Die Ortsverwaltung soll bald in die Dorfmitte Holzen umziehen. Für das bald leerstehende Alte Rathaus sucht die Stadt Kandern noch einen Käufer – offen ist, ob der Plan aufgeht.
Seit 2021 hat Holzen eine neue Dorfmitte – und das ist wortwörtlich gemeint. Der Gebäudekomplex „Dorfmitte“ entwickelt sich seitdem schrittweise zu einem zentralen Treffpunkt im Ort. Und das Konzept eines multifunktionalen Begegnungsorts scheint aufzugehen: Ein großer Teil der Veranstaltungen findet inzwischen hier statt. Bei der Hauptversammlung im April zog die Genossenschaft Dorfmitte Holzen eine positive Bilanz. Ein wichtiges Puzzleteil fehlt allerdings noch: der Umzug der Ortsverwaltung. Damit wäre die neue Dorfmitte endgültig im Zentrum des öffentlichen Lebens angekommen.
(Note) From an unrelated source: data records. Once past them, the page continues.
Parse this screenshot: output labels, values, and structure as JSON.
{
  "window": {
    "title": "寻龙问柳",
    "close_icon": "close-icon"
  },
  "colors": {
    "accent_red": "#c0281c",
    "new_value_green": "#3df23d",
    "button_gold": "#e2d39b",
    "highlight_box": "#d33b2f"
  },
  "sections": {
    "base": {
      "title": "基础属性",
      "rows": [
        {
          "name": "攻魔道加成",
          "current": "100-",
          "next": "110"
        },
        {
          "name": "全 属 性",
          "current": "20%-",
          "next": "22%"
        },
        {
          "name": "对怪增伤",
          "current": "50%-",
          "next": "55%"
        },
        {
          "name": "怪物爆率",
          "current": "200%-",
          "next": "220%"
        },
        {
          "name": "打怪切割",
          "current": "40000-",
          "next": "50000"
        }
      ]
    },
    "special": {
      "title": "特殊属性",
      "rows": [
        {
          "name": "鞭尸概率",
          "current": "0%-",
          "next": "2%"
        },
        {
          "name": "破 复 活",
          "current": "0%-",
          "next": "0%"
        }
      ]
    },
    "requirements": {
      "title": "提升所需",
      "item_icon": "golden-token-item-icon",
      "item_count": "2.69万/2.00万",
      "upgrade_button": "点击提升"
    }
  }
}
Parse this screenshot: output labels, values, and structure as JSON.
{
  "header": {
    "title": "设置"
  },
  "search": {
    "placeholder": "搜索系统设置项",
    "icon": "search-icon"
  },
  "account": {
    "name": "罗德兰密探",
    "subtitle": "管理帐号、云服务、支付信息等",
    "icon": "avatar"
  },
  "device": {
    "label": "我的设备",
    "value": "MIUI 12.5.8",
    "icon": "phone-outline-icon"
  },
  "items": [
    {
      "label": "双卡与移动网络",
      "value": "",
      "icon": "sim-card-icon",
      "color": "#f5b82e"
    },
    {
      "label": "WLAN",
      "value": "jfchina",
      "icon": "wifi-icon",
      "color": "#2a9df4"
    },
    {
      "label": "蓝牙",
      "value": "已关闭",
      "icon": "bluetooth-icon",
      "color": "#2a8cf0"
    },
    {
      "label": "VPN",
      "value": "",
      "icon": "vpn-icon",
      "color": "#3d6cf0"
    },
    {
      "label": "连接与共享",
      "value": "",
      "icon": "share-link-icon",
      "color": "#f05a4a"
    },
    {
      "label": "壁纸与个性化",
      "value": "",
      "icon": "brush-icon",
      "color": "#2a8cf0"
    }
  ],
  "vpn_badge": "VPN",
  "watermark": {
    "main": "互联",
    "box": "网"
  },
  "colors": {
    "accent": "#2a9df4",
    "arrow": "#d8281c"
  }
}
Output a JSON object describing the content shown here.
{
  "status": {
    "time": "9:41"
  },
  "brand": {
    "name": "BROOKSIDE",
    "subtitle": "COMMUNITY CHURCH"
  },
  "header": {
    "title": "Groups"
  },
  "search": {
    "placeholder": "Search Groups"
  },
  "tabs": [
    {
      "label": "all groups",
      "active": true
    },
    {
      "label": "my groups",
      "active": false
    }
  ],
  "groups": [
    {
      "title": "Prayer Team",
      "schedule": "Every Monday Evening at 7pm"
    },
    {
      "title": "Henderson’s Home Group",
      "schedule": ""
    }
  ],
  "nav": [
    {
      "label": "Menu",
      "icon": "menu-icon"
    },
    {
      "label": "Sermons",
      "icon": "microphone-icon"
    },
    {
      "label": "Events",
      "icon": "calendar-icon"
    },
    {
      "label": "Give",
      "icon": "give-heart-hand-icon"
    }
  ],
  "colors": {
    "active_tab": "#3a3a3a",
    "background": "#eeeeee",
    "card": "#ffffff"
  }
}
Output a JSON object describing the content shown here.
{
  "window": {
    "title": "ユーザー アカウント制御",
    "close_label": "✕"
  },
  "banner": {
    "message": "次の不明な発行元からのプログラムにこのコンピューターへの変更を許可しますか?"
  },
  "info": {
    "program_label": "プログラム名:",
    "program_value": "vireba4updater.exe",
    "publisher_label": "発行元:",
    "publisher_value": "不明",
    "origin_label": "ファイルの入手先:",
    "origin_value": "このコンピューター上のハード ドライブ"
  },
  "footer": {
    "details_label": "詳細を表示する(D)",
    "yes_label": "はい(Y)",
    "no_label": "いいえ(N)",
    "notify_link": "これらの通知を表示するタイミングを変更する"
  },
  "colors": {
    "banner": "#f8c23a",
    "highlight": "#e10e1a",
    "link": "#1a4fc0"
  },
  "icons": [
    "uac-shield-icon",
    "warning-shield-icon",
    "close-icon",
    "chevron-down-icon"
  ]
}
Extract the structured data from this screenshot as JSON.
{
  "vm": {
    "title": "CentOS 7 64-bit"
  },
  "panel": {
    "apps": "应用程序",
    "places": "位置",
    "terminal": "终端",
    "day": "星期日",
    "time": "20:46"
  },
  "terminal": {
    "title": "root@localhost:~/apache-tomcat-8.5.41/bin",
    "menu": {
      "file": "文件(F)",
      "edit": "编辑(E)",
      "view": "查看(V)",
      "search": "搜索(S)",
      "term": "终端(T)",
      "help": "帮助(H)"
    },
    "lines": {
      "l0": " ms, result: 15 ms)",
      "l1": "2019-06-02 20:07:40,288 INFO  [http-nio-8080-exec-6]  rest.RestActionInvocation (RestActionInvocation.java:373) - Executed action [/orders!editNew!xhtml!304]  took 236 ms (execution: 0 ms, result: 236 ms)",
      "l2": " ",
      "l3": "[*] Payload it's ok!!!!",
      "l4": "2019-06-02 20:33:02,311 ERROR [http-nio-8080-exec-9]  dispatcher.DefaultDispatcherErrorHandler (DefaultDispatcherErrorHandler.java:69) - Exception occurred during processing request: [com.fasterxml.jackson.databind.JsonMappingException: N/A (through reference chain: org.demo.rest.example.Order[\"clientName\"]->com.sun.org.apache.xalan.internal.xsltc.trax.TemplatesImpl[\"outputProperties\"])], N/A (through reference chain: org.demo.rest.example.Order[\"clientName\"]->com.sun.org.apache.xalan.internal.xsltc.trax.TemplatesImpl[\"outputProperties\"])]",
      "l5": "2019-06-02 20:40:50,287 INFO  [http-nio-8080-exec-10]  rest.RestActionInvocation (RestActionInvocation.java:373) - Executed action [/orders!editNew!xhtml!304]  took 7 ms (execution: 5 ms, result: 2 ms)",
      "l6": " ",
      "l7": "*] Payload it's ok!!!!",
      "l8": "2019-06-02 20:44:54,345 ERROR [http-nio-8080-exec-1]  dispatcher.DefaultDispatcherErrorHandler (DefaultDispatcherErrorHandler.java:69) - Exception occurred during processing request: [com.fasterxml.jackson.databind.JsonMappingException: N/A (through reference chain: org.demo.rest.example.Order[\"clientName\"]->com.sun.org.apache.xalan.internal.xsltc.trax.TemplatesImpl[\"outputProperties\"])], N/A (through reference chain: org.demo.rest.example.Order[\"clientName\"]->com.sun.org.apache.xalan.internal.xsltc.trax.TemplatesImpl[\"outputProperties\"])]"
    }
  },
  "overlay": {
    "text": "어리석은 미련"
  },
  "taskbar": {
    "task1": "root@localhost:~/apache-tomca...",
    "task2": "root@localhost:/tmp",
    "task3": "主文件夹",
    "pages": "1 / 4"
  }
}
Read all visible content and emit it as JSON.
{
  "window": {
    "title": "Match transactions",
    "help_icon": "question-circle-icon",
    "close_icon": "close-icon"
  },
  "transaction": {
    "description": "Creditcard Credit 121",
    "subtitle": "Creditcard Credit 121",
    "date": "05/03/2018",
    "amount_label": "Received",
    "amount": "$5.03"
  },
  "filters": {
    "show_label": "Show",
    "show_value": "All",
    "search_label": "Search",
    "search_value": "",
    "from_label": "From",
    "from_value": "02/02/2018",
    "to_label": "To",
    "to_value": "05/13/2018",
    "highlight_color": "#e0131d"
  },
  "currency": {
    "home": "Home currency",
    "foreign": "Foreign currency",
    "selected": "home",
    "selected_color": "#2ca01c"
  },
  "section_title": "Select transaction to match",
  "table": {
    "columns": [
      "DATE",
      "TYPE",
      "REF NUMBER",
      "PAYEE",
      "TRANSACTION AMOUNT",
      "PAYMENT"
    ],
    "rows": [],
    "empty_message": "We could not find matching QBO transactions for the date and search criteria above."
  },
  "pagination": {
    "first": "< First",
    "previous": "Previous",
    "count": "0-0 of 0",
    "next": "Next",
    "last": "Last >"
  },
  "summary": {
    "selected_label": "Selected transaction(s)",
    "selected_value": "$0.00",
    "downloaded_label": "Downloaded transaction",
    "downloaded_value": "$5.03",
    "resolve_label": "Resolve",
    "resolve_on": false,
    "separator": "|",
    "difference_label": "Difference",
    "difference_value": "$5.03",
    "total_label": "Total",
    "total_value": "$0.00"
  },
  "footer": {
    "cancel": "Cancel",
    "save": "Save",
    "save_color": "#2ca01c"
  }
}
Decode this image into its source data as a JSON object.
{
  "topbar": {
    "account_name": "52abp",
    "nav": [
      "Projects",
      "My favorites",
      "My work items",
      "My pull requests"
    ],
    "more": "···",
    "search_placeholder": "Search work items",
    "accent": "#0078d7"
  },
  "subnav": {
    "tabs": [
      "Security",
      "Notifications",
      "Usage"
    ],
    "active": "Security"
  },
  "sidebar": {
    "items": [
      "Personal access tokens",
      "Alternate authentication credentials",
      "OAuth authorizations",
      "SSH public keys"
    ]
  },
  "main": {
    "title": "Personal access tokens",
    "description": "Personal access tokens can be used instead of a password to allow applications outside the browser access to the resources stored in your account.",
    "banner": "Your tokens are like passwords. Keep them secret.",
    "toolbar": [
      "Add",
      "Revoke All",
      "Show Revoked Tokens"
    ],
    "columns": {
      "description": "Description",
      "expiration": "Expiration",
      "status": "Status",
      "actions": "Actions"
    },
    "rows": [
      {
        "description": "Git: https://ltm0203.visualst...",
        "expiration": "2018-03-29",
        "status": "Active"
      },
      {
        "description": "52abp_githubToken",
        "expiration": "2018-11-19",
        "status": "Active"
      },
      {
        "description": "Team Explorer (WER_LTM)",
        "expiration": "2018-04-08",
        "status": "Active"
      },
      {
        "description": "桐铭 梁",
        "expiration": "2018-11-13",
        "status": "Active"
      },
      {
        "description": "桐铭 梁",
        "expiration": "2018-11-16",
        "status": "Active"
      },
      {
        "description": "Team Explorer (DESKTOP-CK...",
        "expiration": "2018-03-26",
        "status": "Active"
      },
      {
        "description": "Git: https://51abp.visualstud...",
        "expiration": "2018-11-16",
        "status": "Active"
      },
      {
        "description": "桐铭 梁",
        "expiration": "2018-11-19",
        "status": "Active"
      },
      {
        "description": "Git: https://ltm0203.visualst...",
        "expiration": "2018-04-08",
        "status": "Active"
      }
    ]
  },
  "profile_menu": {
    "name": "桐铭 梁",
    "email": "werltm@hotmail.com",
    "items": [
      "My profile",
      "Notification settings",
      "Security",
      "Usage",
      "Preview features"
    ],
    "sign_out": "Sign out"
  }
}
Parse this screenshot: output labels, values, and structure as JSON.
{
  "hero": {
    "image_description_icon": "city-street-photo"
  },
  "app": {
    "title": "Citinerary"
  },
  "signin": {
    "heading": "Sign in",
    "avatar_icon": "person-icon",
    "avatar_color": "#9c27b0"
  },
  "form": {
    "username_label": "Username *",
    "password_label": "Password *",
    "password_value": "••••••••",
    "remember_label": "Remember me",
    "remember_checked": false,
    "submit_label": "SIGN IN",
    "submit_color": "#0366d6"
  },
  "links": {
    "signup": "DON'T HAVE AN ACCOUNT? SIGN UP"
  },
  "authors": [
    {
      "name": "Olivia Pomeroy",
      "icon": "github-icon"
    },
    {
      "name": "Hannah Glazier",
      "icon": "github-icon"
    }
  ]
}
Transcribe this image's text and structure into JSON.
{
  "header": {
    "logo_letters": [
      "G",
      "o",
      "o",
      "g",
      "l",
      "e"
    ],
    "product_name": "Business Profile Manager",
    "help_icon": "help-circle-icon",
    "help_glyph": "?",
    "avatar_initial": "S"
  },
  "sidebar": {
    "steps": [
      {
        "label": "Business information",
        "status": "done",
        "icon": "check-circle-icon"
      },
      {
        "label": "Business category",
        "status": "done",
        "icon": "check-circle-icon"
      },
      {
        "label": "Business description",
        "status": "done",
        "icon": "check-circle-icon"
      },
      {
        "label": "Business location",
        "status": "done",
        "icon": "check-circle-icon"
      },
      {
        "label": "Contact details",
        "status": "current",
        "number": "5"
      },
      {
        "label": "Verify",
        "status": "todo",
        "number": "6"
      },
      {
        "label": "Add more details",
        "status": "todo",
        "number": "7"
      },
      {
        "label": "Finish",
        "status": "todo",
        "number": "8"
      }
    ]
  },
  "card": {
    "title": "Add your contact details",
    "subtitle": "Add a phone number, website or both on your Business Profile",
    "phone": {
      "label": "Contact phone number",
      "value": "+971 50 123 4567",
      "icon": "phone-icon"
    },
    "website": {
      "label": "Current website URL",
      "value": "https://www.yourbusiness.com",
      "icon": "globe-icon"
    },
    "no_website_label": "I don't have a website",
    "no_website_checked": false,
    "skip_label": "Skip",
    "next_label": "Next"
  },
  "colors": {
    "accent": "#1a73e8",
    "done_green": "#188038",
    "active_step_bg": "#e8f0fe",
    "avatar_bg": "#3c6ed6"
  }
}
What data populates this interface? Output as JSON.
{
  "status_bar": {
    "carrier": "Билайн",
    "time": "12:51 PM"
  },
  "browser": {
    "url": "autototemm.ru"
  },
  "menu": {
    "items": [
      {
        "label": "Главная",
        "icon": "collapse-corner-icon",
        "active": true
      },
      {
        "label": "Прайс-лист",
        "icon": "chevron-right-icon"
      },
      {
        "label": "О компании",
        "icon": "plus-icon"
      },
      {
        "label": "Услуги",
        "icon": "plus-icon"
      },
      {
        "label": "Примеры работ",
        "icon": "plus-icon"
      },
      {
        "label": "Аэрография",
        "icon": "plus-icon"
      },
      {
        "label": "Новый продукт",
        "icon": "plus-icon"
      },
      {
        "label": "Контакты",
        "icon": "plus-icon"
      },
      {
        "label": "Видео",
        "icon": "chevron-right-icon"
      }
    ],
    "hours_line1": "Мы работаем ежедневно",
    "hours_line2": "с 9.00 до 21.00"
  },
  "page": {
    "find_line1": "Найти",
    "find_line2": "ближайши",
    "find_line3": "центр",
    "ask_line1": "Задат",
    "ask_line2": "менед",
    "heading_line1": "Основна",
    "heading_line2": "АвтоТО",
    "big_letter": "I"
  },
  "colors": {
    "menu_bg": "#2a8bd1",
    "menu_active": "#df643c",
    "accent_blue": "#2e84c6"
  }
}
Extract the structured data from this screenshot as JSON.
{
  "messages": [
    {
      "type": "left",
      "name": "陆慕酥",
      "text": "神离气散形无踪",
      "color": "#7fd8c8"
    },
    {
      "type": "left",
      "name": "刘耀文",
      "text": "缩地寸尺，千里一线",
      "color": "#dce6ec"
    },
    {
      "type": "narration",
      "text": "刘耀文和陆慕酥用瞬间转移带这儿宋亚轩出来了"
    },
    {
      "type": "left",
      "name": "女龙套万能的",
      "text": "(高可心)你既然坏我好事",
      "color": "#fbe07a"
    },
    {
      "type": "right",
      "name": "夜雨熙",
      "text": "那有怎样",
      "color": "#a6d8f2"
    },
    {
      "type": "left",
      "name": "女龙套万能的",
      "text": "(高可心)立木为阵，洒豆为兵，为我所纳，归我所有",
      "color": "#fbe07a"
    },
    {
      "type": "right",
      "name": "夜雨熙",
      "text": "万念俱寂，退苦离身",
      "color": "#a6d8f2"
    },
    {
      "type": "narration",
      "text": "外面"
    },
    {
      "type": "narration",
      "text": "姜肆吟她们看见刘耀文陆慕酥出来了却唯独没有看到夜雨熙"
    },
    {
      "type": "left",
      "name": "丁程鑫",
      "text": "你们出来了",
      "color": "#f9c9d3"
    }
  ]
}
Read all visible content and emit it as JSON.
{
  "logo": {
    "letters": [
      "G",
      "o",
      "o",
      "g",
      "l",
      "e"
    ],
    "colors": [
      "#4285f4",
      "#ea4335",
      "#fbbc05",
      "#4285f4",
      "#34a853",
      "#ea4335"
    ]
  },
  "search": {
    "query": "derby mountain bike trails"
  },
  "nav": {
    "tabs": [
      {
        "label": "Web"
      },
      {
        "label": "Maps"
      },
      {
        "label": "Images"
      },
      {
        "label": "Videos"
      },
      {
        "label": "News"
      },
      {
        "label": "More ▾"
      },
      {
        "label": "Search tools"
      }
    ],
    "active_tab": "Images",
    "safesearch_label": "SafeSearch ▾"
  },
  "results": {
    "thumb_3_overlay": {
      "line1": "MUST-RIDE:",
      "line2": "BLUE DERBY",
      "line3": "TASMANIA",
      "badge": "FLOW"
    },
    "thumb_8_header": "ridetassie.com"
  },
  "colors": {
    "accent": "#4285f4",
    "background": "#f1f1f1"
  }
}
Die Stadt Kandern hat sich für 430.000 Euro in die Genossenschaft eingekauft, um die Ortsverwaltung in der Dorfmitte unterzubringen. Bereits im Februar war der notarielle Vertrag mit der Stadt abgeschlossen worden. Jetzt, im Mai, soll das Geld an die Genossenschaft überwiesen werden.
Was wird aus dem Rathaus?
Zurück bleibt dann das Alte Rathaus. Noch werde es von der Verwaltung genutzt, deshalb stehe der genaue Umzugstermin noch nicht fest, teilte Kanderns Bürgermeisterin Simone Penner unserer Redaktion mit. In den nächsten Monaten solle es aber soweit sein, die Vorbereitungen liefen bereits auf Hochtouren.Eine neue Verwendung für das Rathaus gibt es auf Verwaltungsebene nicht. Außerdem braucht die Stadt Einnahmen – im Gedankenspiel um die Verlagerung der Ortsverwaltung spielen die städtischen Gebäude, die nicht mehr gebraucht werden, eine zentrale Rolle. Dazu zählt auch das alte Schulhaus. Der Gemeinderat hatte in der Vergangenheit gefordert, die Gegenfinanzierung des Umzugs durch den Verkauf bestehender städtischer Gebäude zu sichern.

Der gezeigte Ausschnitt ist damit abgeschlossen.